Es cierto que Tina de Jarque fue acusada por sus compañeros de colaborar con ambos bandos. En cuanto estalló la contienda, su nombre integró varios carteles en los festivales benéficos a favor de la República, pero siguió frecuentando a distintos «amigos» contrarios al régimen —militares, sobre todo—. Se aseguraba que pasaba información a cambio de protección. Hasta donde se sabe, Tina estableció contacto con un líder sindical llamado Abel Domínguez, encargado de los decomisos, y logró embaucarle para hurtar una parte de las joyas y escapar juntos. Puede que esto pertenezca o no al imaginario colectivo, pero la realidad es que desde enero de 1937 no se tiene noticia de una artista de la que, en los mentideros de la época, se comentó que había sido interceptada junto al botín y a su amante antes de llegar a Valencia, por un comando de milicianos, y terminó fusilada en una cuneta. La Causa General recoge esta hipótesis, junto a las declaraciones de la criada de la vedette y una prima, quien relata que ese mismo enero la madre de Tina recibió en su domicilio barcelonés una nota aclarando que su hija se encontraba bien, pero detenida en Castellón. Días más tarde se personaron unos milicianos mostrando un bolso de Tina, y le reclamaron unas joyas para salvar a su hija. En realidad la mujer ignoró desde entonces el destino de la artista.

Entra en la leyenda que pudiera escapar con otro nombre ayudada por los nacionales. Y en la ficción de esta novela todo lo demás.

De Carne de fieras nada se supo hasta 1991. Incluso se llegó a sospechar que no hubiese existido y se tratase de una elucubración de los adictos a las cintas endiabladas. Cierto que sus desnudos constituían una de las rarezas más notables del cine republicano, pero puede que de la película solo se hubieran rodado unos planos y el resto fuese una invención.
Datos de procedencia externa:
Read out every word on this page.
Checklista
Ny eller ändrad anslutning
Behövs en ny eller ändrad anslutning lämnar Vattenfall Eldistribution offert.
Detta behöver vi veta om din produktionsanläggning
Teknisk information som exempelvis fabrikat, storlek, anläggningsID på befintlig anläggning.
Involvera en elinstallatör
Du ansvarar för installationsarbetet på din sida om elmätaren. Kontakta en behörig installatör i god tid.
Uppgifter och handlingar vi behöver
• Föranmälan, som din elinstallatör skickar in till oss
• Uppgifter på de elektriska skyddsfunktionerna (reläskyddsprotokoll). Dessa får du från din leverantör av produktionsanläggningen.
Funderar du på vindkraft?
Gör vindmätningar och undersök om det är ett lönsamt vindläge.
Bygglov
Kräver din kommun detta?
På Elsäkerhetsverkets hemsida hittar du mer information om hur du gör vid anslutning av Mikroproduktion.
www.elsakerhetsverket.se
A juicio de los historiadores siempre resultó una rara avis.

Ese verano, un coleccionista de cine antiguo llamado Raúl Tartaj encontró en el Rastro de Madrid un verdadero hallazgo: las cintas de la película en sus viejas latas de zinc; pero ningún vestigio del guion original.

Fue la Filmoteca de Zaragoza la encargada de abordar su restauración y un posterior montaje de la misma, dirigido por Ferran Alberich, tras realizar una investigación que dilucidara cómo la habría concebido Armand Guerra.

Carne de fieras es ya, a pesar de su improvisación y tosca ingenuidad, una película de culto. Quién se lo iba a decir a quienes murieron por el camino.